Suele atenazarme la atención, con la inmediatez y el vivo del teatro, el asalto de una idea recurrente: el costo que conlleva la tremenda exposición del actor. Me pasa sobre todo, con los pequeños espacios teatrales, que le dan lugar a obras de gran desafío, con elencos de valentía sobresaliente. En esos lugares, la cercanía del espectador con el espacio escénico, se percibe verdaderamente desafiante. Y el actor, se vuelve así más que nunca, una presa clara, expuesta y desnuda, a la cacería despiadada de la mirada del público.

Mario Bravo 437, Korinthio Teatro. Los sábados a las 19 hs, tiene lugar allí, la primera puesta de una llamativa, interesante y provocativa comedia, que evita los lugares comunes y toma fuertes riesgos tanto escénicos, como dramáticos, Siguiente, por favor.
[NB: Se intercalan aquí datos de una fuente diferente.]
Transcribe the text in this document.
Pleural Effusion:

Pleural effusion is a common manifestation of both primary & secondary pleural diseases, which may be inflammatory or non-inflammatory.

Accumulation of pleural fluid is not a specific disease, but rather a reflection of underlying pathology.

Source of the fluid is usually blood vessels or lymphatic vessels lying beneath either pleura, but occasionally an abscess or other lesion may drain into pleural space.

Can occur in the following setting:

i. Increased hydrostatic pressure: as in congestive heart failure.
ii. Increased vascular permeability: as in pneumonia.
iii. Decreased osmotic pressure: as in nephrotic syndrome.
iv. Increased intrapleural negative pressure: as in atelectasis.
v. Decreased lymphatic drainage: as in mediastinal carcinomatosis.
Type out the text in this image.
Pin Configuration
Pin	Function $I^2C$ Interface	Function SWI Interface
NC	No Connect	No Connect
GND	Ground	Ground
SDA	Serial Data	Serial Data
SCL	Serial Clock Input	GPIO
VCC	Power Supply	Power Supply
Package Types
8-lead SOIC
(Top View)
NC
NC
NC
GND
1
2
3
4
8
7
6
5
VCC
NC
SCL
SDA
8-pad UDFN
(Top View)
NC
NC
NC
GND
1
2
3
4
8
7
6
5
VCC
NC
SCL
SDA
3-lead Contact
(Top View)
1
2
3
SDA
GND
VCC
Escrita por Ana Maugeri (quien también dirige) y Belén Wedeltoft, la pieza de flagrante modernidad, atraviesa a un hombre y a una mujer que, en la cola para hacer un trámite, descubren que se atraen casi inconteniblemente. Y compelidos por esto, se buscan y se encuentran. Protagonizada por Romina Pinto e Ivan Steinhardt, la puesta construye con pocos, pero efectivos elementos, la realidad de ambos enamorados, con contundente carnalidad. Los personajes transitarán así un ágil ritual de seducción, hasta que descubran la sombra imponente que se yergue sobre ellos: ella es hija de militantes de izquierda desaparecidos, y él, de un represor. El fantasma aun doliente del pasado, se interpondrá entre ellos de manera feroz.

La pregunta que subyace durante todo el resto de la obra es: ¿se puede amar al mismísimo espejo que refleja la raíz de nuestro dolor y nuestra vergüenza? Y ese interrogante flota en el aire, surfeando momentos de comedia brillante, pero permitiéndose también, la oscuridad sórdida e inefable.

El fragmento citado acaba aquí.